Mitteilung an die Presse 19.01.2019

Freudenberger Seniorenbeirat neu formiert.

Der kürzlich neu gewählte Seniorenbeirat der Stadt Freudenberg hat sich in seiner ersten Sitzung neu aufgestellt. Neben dem gegenseitigen Kennenlernen der stimmberechtigten und stellvertretenden Mitglieder stand die Wahl des Vorsitzenden und Stellvertreters an. Dabei wurde Karlfried Becker zum Vorsitzenden, als Stellvertreter Manfred Tysiak einstimmig gewählt. Bruno Stock übernimmt die Schriftführung. Den ausgeschiedenen Beiratsmitgliedern dankte Frau Bürgermeisterin Nicole Reschke für ihr Engagement und übergab ein kleines Präsent aus der ungarischen Partnerstadt Mór.

 

Der Seniorenbeirat wird sich künftig regelmäßig treffen und mit Themen für und von Senioren befassen und dient somit auch als ein Sprachrohr der älteren Generation in der Stadt Freudenberg.

 

 


 

Betreff: Fahrplanänderung E-Mail an VWS am 28.08.2018.

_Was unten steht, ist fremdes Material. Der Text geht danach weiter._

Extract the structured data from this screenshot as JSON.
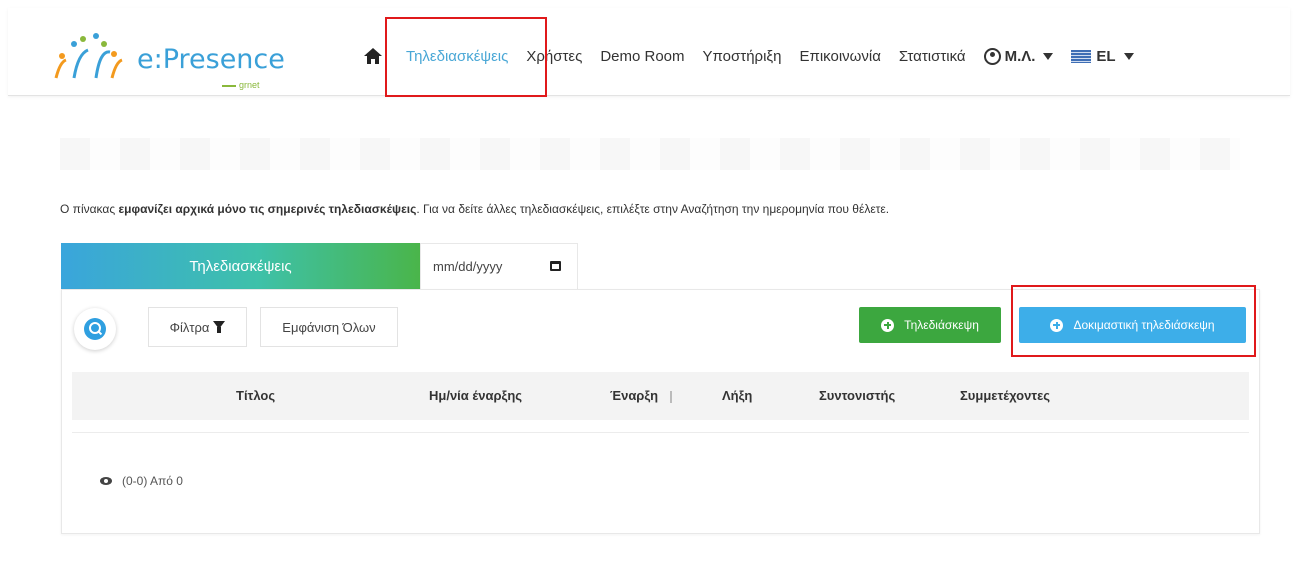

Zahlreiche Bürger aus Freudenberg, überwiegend Senioren aus dem Stadtteil Büschergrund, haben sich bei dem Seniorenbeirat der Stadt Freudenberg über die Streichung der Haltestelle "Anstoßer Mühle" beschwert und uns aufgefordert, bei Ihnen um eine Wiedereinführung nachzufragen.Wir begrüßen es, dass der Wohnbereich Eichen/Fließenhardt probeweise an den ÖPNV angeschlossen wurde, dass dies aber auf Kosten der Stilllegung im Bereich des kleinen Einkaufszentrum am Weibeweg geschieht, ist ja wohl für alle insbesondere für ältere Mitbürger eine Einschränkung ihrer sozialen Kontakte und Lebensqualität. 

Da ich gestern in der Ratssitzung durch unsere Bürgermeisterin erfuhr, dass in der Schülerbeförderung Nachbesserungen am neuen Fahrplan möglich waren, bitten wir, auch unser Anliegen zu prüfen und bei dem in Ihrer Broschüre "Aufgepasst" auf Seite 8 genannten Termin 09.12.2018 eine Wiedereinführung der Haltestelle vorzunehmen. 

Mit freundlichen Grüßen

Edith Holzapfel

Vorsitzende des Seniorenbeirates der Stadt Freudenberg

 

 


 

Senioren im Straßenverkehr.

 

Sehr erfolgreich wurde der Kurs für Senioren im Straßenverkehr am  15.04.2019,  um 17.00  Uhr, im Rathaus Freudenberg

durchgeführt.

Es waren 20 Teilnehmer erschienen.

 

Folgende Themen wurden behandelt:

Neuerungen aus der Straßenverkehrsordnung.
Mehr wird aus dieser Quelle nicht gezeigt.